17 And whatever you do, in word or deed, do it all in the name of the Lord Jesus, giving thanks to God the Father through Him.
En al wat gij doet met woorden of met werken, doet het alles in de Naam van de Heere Jezus, dankende God en de Vader door Hem.
18 Wives, submit to your husbands, as is fitting in the Lord.
Gij vrouwen, zijt uw eigen mannen onderdanig, gelijk het betaamt in den Heere.
19 Husbands, love your wives and do not be harsh with them.
Gij mannen, hebt uw vrouwen lief, en wordt niet verbitterd tegen haar.
20 Children, obey your parents in everything, for this is pleasing to the Lord.
Gij kinderen, zijt uw ouderen gehoorzaam in alles, want dat is de Heere welbehagelijk.
21 Fathers, do not provoke your children, so they will not become discouraged.
Gij vaders, tergt uw kinderen niet, opdat zij niet moedeloos worden.
22 Slaves, obey your earthly masters in everything, not only to please them while they are watching, but with sincerity of heart and fear of the Lord.
Gij dienstknechten, zijt in alles gehoorzaam uw heren naar het vlees, niet met ogendiensten als mensenbehagers, maar met eenvoudigheid des harten, vrezende God.
23 Whatever you do, work at it with your whole being, for the Lord and not for men,
En al wat gij doet, doet dat van harte als den Heere en niet den mensen;
24 because you know that you will receive an inheritance from the Lord as your reward.
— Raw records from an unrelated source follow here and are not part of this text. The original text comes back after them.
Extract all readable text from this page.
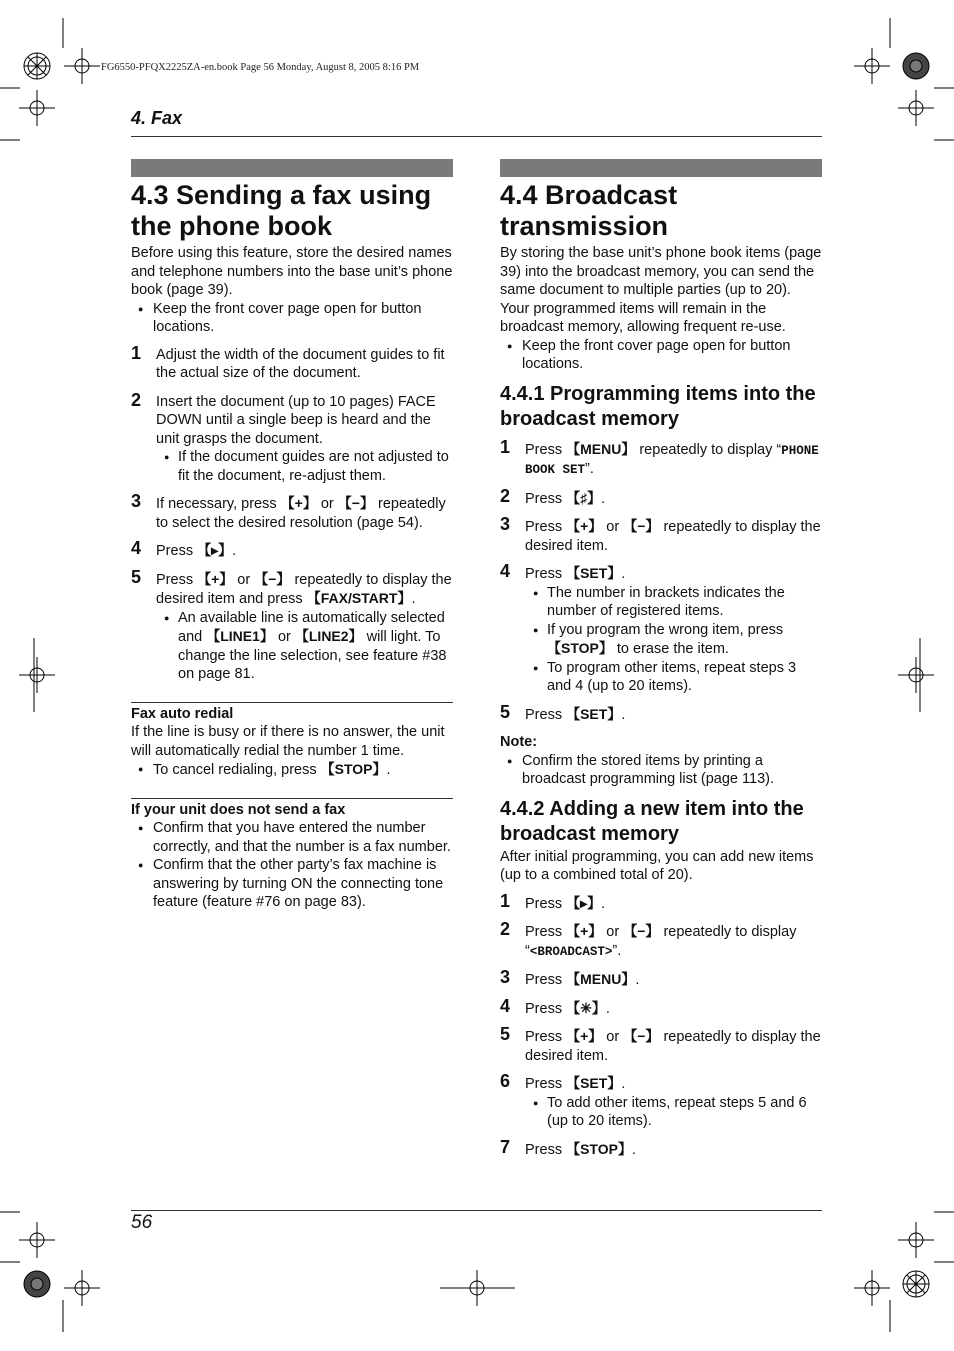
FG6550-PFQX2225ZA-en.book Page 56 Monday, August 8, 2005 8:16 PM
4. Fax
4.3 Sending a fax using the phone book

Before using this feature, store the desired names and telephone numbers into the base unit’s phone book (page 39).

● Keep the front cover page open for button locations.

1 Adjust the width of the document guides to fit the actual size of the document.
2 Insert the document (up to 10 pages) FACE DOWN until a single beep is heard and the unit grasps the document.

● If the document guides are not adjusted to fit the document, re-adjust them.

3 If necessary, press 【+】 or 【−】 repeatedly to select the desired resolution (page 54).
4 Press 【▸】.
5 Press 【+】 or 【−】 repeatedly to display the desired item and press 【FAX/START】.

● An available line is automatically selected and 【LINE1】 or 【LINE2】 will light. To change the line selection, see feature #38 on page 81.

Fax auto redial

If the line is busy or if there is no answer, the unit will automatically redial the number 1 time.

● To cancel redialing, press 【STOP】.

If your unit does not send a fax

● Confirm that you have entered the number correctly, and that the number is a fax number.

● Confirm that the other party’s fax machine is answering by turning ON the connecting tone feature (feature #76 on page 83).

4.4 Broadcast transmission

By storing the base unit’s phone book items (page 39) into the broadcast memory, you can send the same document to multiple parties (up to 20). Your programmed items will remain in the broadcast memory, allowing frequent re-use.

● Keep the front cover page open for button locations.

4.4.1 Programming items into the broadcast memory
1 Press 【MENU】 repeatedly to display “PHONE BOOK SET”.
2 Press 【♯】.
3 Press 【+】 or 【−】 repeatedly to display the desired item.
4 Press 【SET】.

● The number in brackets indicates the number of registered items.

● If you program the wrong item, press 【STOP】 to erase the item.

● To program other items, repeat steps 3 and 4 (up to 20 items).

5 Press 【SET】.

Note:

● Confirm the stored items by printing a broadcast programming list (page 113).

4.4.2 Adding a new item into the broadcast memory

After initial programming, you can add new items (up to a combined total of 20).

1 Press 【▸】.
2 Press 【+】 or 【−】 repeatedly to display “<BROADCAST>”.
3 Press 【MENU】.
4 Press 【✳】.
5 Press 【+】 or 【−】 repeatedly to display the desired item.
6 Press 【SET】.

● To add other items, repeat steps 5 and 6 (up to 20 items).

7 Press 【STOP】.
56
It is the Lord Christ you are serving.
Wetende, dat gij van den Heere zult ontvangen de vergelding der erfenis; want gij dient de Heere Christus.
25 Whoever does wrong will be repaid for his wrong, and there is no favoritism.
Maar die onrecht doet, die zal het onrecht dragen, dat hij gedaan heeft; en er is geen aanneming des persoons.